Se sentó. Recordé su extraña conducta del día anterior y empecé a temer que hubiera perdido el juicio. De todos modos, en caso de que estuviera loco, era una perturbación fría y compuesta: nunca había visto los cincelados rasgos de su rostro tan hermosos como en aquel momento, mientras se apartaba de la cara los cabellos húmedos de nieve dejando que el fuego iluminara a placer la pálida frente y las blancas mejillas, donde me dolió descubrir restos inequívocos de dolor o de tristeza. Esperé a que dijera algo que me aclarara las dudas, pero él apoyó la barbilla en la mano, colocando un dedo sobre los labios. Meditaba. Un súbito sentimiento de piedad me invadió el corazón y le dije:

—Ojalá Diana o Mary vinieran a vivir con usted: no es bueno que esté tan solo. Además, vela muy poco por su propia salud.

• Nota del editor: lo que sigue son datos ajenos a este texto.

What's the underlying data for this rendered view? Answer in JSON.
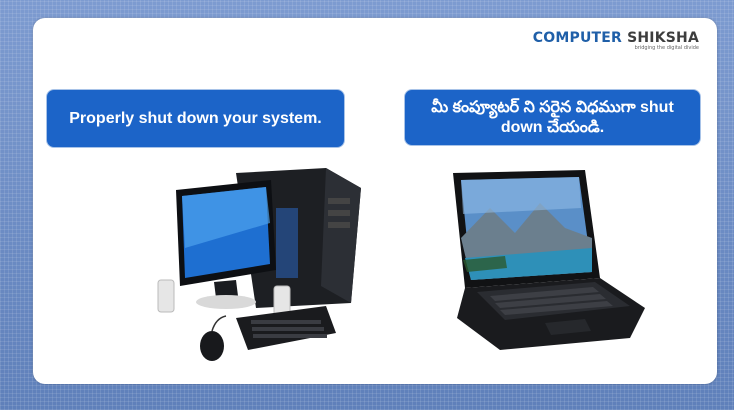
{
  "logo": {
    "word1": "COMPUTER",
    "word2": "SHIKSHA",
    "tagline": "bridging the digital divide"
  },
  "captions": {
    "english": "Properly shut down your system.",
    "telugu": "మీ కంప్యూటర్ ని సరైన విధముగా shut down చేయండి."
  },
  "images": {
    "desktop": "desktop-computer",
    "laptop": "laptop-computer"
  },
  "colors": {
    "background": "#6f8fc4",
    "pill": "#1c64c8",
    "logo_blue": "#1f5fa8"
  }
}
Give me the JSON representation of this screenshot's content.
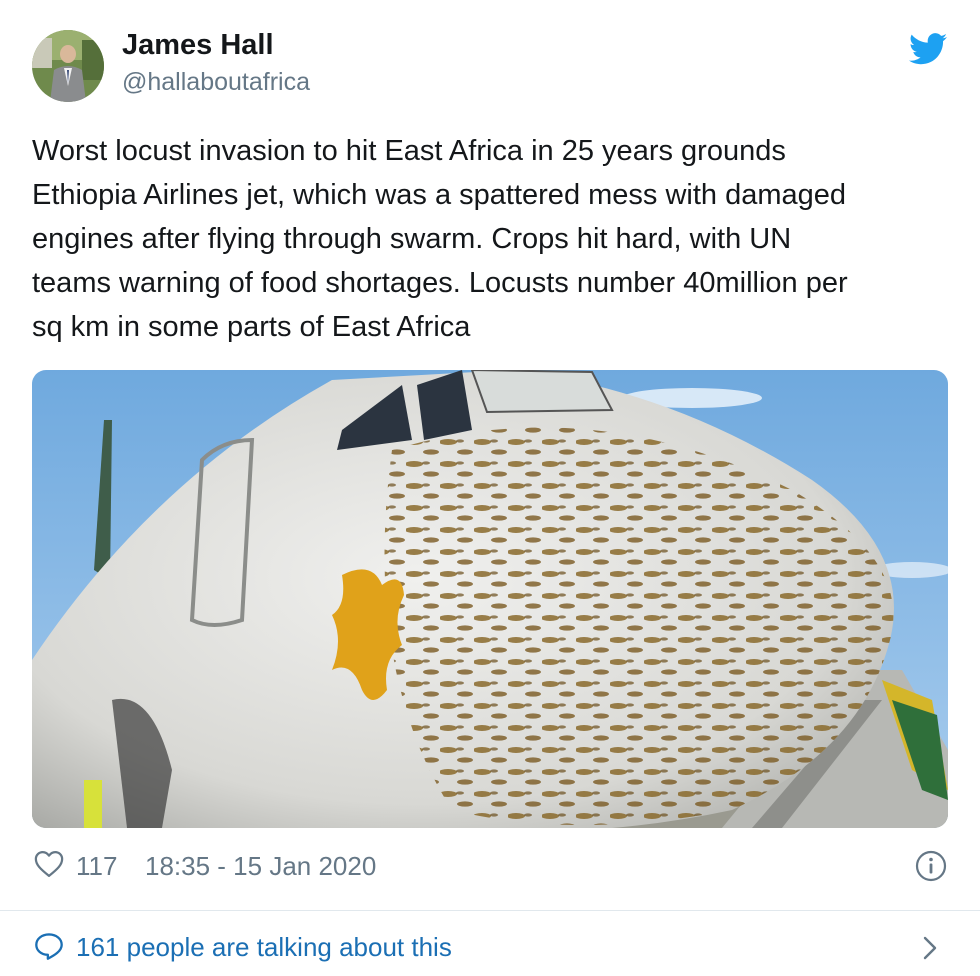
{
  "author": {
    "name": "James Hall",
    "handle": "@hallaboutafrica"
  },
  "icons": {
    "brand": "twitter-bird-icon",
    "like": "heart-icon",
    "info": "info-icon",
    "reply": "speech-bubble-icon",
    "more": "chevron-right-icon"
  },
  "tweet": {
    "text": "Worst locust invasion to hit East Africa in 25 years grounds\nEthiopia Airlines jet, which was a spattered mess with damaged\nengines after flying through swarm. Crops hit hard, with UN\nteams warning of food shortages. Locusts number 40million per\nsq km in some parts of East Africa",
    "like_count": "117",
    "timestamp": "18:35 - 15 Jan 2020"
  },
  "conversation": {
    "label": "161 people are talking about this"
  },
  "colors": {
    "brand_blue": "#1da1f2",
    "link_blue": "#1b6fb4",
    "secondary_text": "#657786",
    "primary_text": "#14171a",
    "divider": "#e1e8ed"
  }
}
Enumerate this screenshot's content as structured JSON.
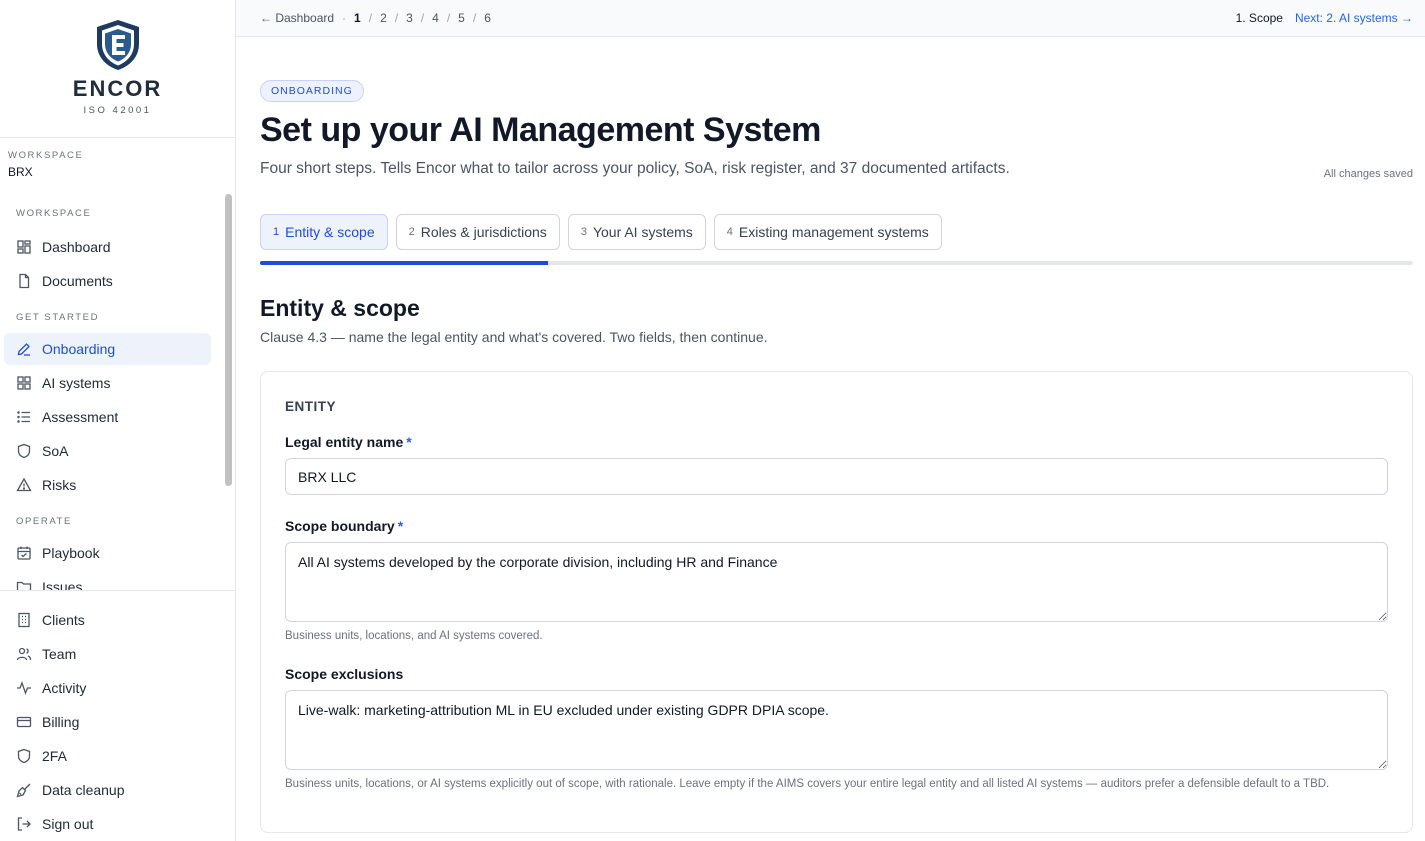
{
  "brand": {
    "name": "ENCOR",
    "subtitle": "ISO 42001"
  },
  "workspace": {
    "caption": "WORKSPACE",
    "value": "BRX"
  },
  "sidebar": {
    "sections": [
      {
        "title": "WORKSPACE",
        "items": [
          {
            "label": "Dashboard",
            "icon": "dashboard-icon"
          },
          {
            "label": "Documents",
            "icon": "document-icon"
          }
        ]
      },
      {
        "title": "GET STARTED",
        "items": [
          {
            "label": "Onboarding",
            "icon": "pen-icon",
            "active": true
          },
          {
            "label": "AI systems",
            "icon": "grid-icon"
          },
          {
            "label": "Assessment",
            "icon": "list-icon"
          },
          {
            "label": "SoA",
            "icon": "shield-icon"
          },
          {
            "label": "Risks",
            "icon": "warning-icon"
          }
        ]
      },
      {
        "title": "OPERATE",
        "items": [
          {
            "label": "Playbook",
            "icon": "calendar-check-icon"
          },
          {
            "label": "Issues",
            "icon": "folder-icon"
          }
        ]
      }
    ],
    "bottom": [
      {
        "label": "Clients",
        "icon": "building-icon"
      },
      {
        "label": "Team",
        "icon": "users-icon"
      },
      {
        "label": "Activity",
        "icon": "activity-icon"
      },
      {
        "label": "Billing",
        "icon": "card-icon"
      },
      {
        "label": "2FA",
        "icon": "shield-icon"
      },
      {
        "label": "Data cleanup",
        "icon": "broom-icon"
      },
      {
        "label": "Sign out",
        "icon": "signout-icon"
      }
    ]
  },
  "topbar": {
    "back": "← Dashboard",
    "dot": "·",
    "steps": [
      "1",
      "2",
      "3",
      "4",
      "5",
      "6"
    ],
    "current_step": "1. Scope",
    "next": "Next: 2. AI systems →"
  },
  "header": {
    "badge": "ONBOARDING",
    "title": "Set up your AI Management System",
    "subtitle": "Four short steps. Tells Encor what to tailor across your policy, SoA, risk register, and 37 documented artifacts.",
    "saved": "All changes saved"
  },
  "tabs": [
    {
      "num": "1",
      "label": "Entity & scope",
      "active": true
    },
    {
      "num": "2",
      "label": "Roles & jurisdictions"
    },
    {
      "num": "3",
      "label": "Your AI systems"
    },
    {
      "num": "4",
      "label": "Existing management systems"
    }
  ],
  "progress": 0.25,
  "section": {
    "title": "Entity & scope",
    "subtitle": "Clause 4.3 — name the legal entity and what's covered. Two fields, then continue."
  },
  "form": {
    "card_title": "ENTITY",
    "legal_entity": {
      "label": "Legal entity name",
      "required": "*",
      "value": "BRX LLC"
    },
    "scope_boundary": {
      "label": "Scope boundary",
      "required": "*",
      "value": "All AI systems developed by the corporate division, including HR and Finance",
      "help": "Business units, locations, and AI systems covered."
    },
    "scope_exclusions": {
      "label": "Scope exclusions",
      "value": "Live-walk: marketing-attribution ML in EU excluded under existing GDPR DPIA scope.",
      "help": "Business units, locations, or AI systems explicitly out of scope, with rationale. Leave empty if the AIMS covers your entire legal entity and all listed AI systems — auditors prefer a defensible default to a TBD."
    }
  },
  "colors": {
    "accent": "#1d4ed8",
    "link": "#2563eb",
    "border": "#e5e7eb"
  }
}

—No es cierto —dijo él—. Me cuido cuando es necesario: ahora estoy bien. ¿Qué ve de malo en mí?

Lo dijo con una indiferencia despreocupada y abstraída, como si quisiera demostrar que mi solicitud era, al menos en su opinión, absolutamente superflua. Me callé.

Él seguía resiguiendo con el dedo su labio superior, los ojos fijos en las hipnóticas llamas. Por decir algo, le pregunté si notaba frío procedente de la puerta, que tenía a su espalda.